Every type of person says or implies this every type of way right from the moment of your unfortunate birth. To your face, after having sex with you, after pretending to have feelings they don't have so you can feel like a woman for a while, when you are trying to buy a trinket in their gift shop with your mom, casually while in a group of friends having drinks in a bar. And there is nowhere to look to believe otherwise. Don't be too hard on yourself that at some point it got under your skin. You don't even have low self esteem - it was just easier to go along with it and get on with making the best of your extensively asserted undesirability. Try getting married, no one tells you that no one will want you when you're wearing a wedding ring. Relief will feel like love for a while. Eventually things will get so crazy you'll get around to asking yourself the exact right question. Am *I* actually afraid they're right? Is that fear mine?

Oh, #sexicon, no. You don’t have to harbor other people’s fear inside you.

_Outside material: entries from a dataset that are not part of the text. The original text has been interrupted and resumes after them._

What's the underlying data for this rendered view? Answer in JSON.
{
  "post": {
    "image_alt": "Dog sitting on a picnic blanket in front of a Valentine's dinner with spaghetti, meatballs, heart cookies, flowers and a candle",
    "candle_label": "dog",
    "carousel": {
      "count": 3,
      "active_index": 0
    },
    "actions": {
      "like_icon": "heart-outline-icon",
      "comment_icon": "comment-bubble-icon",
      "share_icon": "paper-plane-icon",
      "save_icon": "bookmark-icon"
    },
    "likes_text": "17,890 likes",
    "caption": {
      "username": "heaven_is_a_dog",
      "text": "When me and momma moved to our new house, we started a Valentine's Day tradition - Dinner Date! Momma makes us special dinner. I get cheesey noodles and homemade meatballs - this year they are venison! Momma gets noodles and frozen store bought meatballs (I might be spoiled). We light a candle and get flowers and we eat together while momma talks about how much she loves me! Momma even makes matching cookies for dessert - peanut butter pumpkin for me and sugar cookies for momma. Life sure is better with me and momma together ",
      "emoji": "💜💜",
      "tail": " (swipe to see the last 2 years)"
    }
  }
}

On your first Skype date with Stefanie - another 'wheelchair girl' you know from Instagram - neither of you wearing pants - you will talk about this. The eroding friction of being mass projected onto. Being disabled, for you, is far more an experience of being society's worst fear made flesh than it is an experience of physical limits. It is also the subtle art of dissipating the pressure to play along for everyone's sake. There is also this: Why was it easier to go along with something so abject? It is easier to accept no one will ever want you for an unchangeable reason and put the issue to bed than to face your own discomfort at any ever-unstable mystery. And love is the most unstable. No one has any control at all and everyone is panicking. You and the society that erases your womanhood playing the same game. You laugh with the devils of irony. Her shirt strap slips off her shoulder when she gestures. A thick lock of her dark hair curls up around the apple of her cheek. “The idea that you have to meet some wildly courageous person willing to defy the standards of society in order to love you is based entirely on the premise that you are objectively undateable. When you’re together, that is between you, that’s what you’re getting intimate with - what it means to be unloveable - not the other person. If you don't accept the premise, when someone sees you and wants you, it’s not praiseworthy - just vulnerable and uncertain. For everyone involved in any kind of love all the time.” You say. And, “You know, if people who say this kind of stuff and think this way need you SO BADLY to reassure them you have taken on all the bad outcomes and can dole out benevolent angel inspiration blessings by letting them pity you - it doesn’t mean you are actually what they need you to be, it means they NEED you. and, by their own rules, THAT means you are the boss. You get to decide who you bless and who you curse. Bless the lovers, who don’t think they’re doing you any favors because they’re too busy loving what and how and who they love."